Mentre si conclude con un nulla di fatto il secondo round delle trattative sul debito pubblico greco all’Eurogruppo, parlando davanti alla Direzione nazionale del Pd, il premier Matteo Renzi annuncia di voler fare da “cerniera” tra Atene e Bruxelles. “Allo scorso Consiglio europeo”, racconta, il capo del governo greco “Alexis Tsipras si è presentato dicendo due cose ragionevoli”. La prima è che ha vinto le elezioni sulla base di una alternativa al programma concordato con la Troika dal suo predecessore e quindi obbligarlo a mantenere quel programma vorrebbe dire “che le elezioni in Europa non servono a niente”. La seconda, prosegue il premier, e che “è cosciente che ci sono degli accordi e che non possono essere stracciati”. Sintetizzando, perché “in realtà ci sono anche altre cose”, Renzi riassume la posizione di Tsipras in una richiesta “di più tempo”. Una posizione giudicata ragionevole dall’inquilino di Palazzo Chigi, il quale sostiene che, a questo punto, “serve l’intelligenza dell’Ue, perché si rispettino le regole e si usi la flessibilità”.
A proposito di flessibilità, Renzi torna a rivendicare il merito di aver rilanciato, durante il semestre di presidenza italiana dell’Ue, l’attenzione verso la crescita.
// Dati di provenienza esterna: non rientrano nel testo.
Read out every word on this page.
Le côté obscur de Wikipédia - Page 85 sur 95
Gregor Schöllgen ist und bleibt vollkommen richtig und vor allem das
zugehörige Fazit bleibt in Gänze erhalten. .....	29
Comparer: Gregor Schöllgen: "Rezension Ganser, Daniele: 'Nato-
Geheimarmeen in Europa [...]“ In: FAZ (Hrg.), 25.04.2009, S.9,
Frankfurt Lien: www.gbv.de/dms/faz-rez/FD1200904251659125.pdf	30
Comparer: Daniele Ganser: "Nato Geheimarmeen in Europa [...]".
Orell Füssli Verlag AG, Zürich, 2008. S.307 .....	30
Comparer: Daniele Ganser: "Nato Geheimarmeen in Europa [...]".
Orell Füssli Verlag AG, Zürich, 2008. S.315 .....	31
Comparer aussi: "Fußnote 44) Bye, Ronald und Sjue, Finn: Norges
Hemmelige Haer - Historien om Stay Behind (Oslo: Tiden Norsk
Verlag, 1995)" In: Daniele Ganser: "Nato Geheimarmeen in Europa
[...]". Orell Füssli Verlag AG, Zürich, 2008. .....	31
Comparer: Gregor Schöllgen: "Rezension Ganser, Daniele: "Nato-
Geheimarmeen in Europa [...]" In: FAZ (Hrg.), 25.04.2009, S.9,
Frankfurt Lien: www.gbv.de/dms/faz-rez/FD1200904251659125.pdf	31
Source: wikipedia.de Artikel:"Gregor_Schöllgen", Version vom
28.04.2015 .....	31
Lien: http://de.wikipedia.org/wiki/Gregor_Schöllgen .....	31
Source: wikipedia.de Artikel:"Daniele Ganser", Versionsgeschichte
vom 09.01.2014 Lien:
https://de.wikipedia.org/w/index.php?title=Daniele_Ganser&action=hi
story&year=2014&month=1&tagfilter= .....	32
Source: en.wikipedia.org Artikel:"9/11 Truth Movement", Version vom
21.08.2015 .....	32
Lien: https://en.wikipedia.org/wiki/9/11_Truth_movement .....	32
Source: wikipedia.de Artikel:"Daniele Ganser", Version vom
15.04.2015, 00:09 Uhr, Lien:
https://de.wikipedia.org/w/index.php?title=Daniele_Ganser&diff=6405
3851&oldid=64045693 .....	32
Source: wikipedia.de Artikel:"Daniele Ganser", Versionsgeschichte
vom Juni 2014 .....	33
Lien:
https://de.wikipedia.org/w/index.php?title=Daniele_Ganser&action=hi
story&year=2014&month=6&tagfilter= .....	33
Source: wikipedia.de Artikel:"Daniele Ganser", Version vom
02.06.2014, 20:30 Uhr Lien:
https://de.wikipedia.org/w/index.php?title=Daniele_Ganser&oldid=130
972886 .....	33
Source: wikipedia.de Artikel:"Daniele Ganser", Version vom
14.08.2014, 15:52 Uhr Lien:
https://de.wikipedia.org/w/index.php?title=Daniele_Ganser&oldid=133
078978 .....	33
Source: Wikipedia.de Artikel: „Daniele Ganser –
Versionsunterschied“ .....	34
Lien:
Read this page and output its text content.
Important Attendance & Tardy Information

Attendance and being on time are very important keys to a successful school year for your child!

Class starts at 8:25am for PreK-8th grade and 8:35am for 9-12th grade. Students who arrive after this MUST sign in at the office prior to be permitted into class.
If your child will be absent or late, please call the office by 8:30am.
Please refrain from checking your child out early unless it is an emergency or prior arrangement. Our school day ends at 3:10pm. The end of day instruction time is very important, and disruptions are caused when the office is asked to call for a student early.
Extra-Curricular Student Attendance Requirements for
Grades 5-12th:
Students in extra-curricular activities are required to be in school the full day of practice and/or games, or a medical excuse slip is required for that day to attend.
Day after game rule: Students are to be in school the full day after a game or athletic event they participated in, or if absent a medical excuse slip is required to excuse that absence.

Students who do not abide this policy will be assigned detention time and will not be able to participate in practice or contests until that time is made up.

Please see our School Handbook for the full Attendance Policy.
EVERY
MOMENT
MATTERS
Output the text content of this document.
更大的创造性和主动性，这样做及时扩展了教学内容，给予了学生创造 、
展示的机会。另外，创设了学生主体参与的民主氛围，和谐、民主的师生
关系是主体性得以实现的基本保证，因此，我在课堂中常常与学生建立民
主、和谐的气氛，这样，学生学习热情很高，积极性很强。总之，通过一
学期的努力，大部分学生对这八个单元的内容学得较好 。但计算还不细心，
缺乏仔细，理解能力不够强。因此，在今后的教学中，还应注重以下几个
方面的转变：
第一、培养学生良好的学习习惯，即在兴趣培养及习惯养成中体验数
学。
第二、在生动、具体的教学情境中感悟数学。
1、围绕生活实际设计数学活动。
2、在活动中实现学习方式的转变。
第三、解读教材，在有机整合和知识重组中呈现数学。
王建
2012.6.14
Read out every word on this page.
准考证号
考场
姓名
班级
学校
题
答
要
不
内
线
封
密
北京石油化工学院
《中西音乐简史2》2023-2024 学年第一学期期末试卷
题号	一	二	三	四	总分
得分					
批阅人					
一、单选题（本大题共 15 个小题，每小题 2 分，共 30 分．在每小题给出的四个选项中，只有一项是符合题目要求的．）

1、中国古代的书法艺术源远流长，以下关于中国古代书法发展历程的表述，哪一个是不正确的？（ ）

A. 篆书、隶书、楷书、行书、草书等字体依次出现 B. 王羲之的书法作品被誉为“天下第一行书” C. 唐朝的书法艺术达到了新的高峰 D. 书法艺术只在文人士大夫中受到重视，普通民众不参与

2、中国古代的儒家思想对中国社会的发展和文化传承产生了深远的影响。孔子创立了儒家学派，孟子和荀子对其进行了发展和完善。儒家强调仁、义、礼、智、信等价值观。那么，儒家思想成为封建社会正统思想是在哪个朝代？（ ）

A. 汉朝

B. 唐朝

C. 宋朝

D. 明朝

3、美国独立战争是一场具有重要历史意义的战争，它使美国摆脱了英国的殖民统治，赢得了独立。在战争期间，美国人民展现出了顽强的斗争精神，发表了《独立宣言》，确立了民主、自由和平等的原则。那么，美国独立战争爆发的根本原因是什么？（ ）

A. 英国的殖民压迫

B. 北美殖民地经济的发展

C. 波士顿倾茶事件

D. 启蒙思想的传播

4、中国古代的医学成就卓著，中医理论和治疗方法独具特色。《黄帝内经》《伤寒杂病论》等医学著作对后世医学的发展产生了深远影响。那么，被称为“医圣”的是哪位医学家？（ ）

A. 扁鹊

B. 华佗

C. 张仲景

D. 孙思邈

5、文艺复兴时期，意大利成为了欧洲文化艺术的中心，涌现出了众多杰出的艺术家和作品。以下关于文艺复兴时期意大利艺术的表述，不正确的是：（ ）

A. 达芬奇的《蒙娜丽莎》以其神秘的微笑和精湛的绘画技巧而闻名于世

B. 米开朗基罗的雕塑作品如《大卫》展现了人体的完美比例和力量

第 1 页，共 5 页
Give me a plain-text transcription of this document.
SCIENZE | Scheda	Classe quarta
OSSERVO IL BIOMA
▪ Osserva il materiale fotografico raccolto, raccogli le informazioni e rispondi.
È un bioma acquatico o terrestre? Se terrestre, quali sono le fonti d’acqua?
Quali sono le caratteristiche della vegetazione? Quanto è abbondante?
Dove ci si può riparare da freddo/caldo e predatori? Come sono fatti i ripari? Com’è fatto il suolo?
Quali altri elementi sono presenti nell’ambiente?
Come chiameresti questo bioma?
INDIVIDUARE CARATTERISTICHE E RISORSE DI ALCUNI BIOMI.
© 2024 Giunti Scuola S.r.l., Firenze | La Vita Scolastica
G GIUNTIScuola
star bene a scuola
Il Piano Juncker per gli investimenti e le decisioni della Bce sul quantitative easing sono, a suo avviso, i risultati più evidenti. E l’acquisto di titoli di Stato dell’Eurozona da parte di Francoforte “ha influito anche sull’attuale rapporto euro/dollaro”, che favorisce le esportazioni. “Se a questo si aggiunge il basso prezzo del petrolio e la ritrovata fiducia degli investitori”, per Renzi ci sono adesso “le condizioni perché la ripresa non sia una rischiarita” in mezzo alla tempesta, ma “un duraturo periodo di sereno”.
Il premier ritiene che “aver inciso” sul nuovo orientamento economico “del continente, mette l’Italia in condizione di essere in pole position per la ripresa”. A patto che si prosegua con le riforme. Infatti, se “grazie al risultato elettorale del Pd” alle europee, “abbiamo la facoltà di procedere con la richiesta di cambiamento” nell’Ue, avverte il capo del governo, “non possiamo recedere di un passo nel percorso delle riforme”. A partire da quelle istituzionali.
Su questo punto, il capo dell’esecutivo si sofferma per alcune considerazioni sui rapporti politici in Parlamento. Dopo l’approvazione degli articoli sulle modifiche della Carta costituzionale, avvenuta con le opposizioni fuori dall’Aula di Montecitorio, il premier ringrazia i suoi deputati, i quali, votando anche di notte, hanno “dimostrato che le forze della palude rimangono impantanate”. Tuttavia, ammette che non è un bene approvare i cambiamenti delle regole democratiche senza neppure la presenza dei partiti di minoranza, e si augura che nei prossimi passaggi – a cominciare dalla votazione complessiva del testo, prevista a marzo alla Camera – lo strappo possa ricucirsi.
Il principale interlocutore rimane Forza Italia. All’interno del partito di Silvio Berlusconi, sottolinea Renzi, c’è “un derby tra chi vuole andare a elezioni quest’anno e chi, avendole scritte con noi, le riforme le vuole portare a termine e arrivare con questa legislatura al 2018”. Sebbene sembri sperare nel prevalere di questa seconda fazione, e inviti i suoi a mantenere una posizione di apertura al dialogo, il presidente del Consiglio ribadisce che “noi andremo fino al 2018 e faremo le riforme anche senza Forza Italia”.
Al di là della sicurezza ostentata, però, la strada è lastricata di insidie. La minoranza dem annuncia l’intenzione di voler apportare modifiche ai testi in discussione. La tenuta della maggioranza, soprattutto al Senato, dove i margini sono molto ristretti, non è poi così salda. In realtà, per la durata della legislatura, l’esito del “derby” in Forza Italia conta più di quanto Renzi non sia disposto ad ammettere. Se si mostra sicuro dell’autosufficienza, è perché, in fin dei conti, ritiene che anche andare al voto non sia un dramma.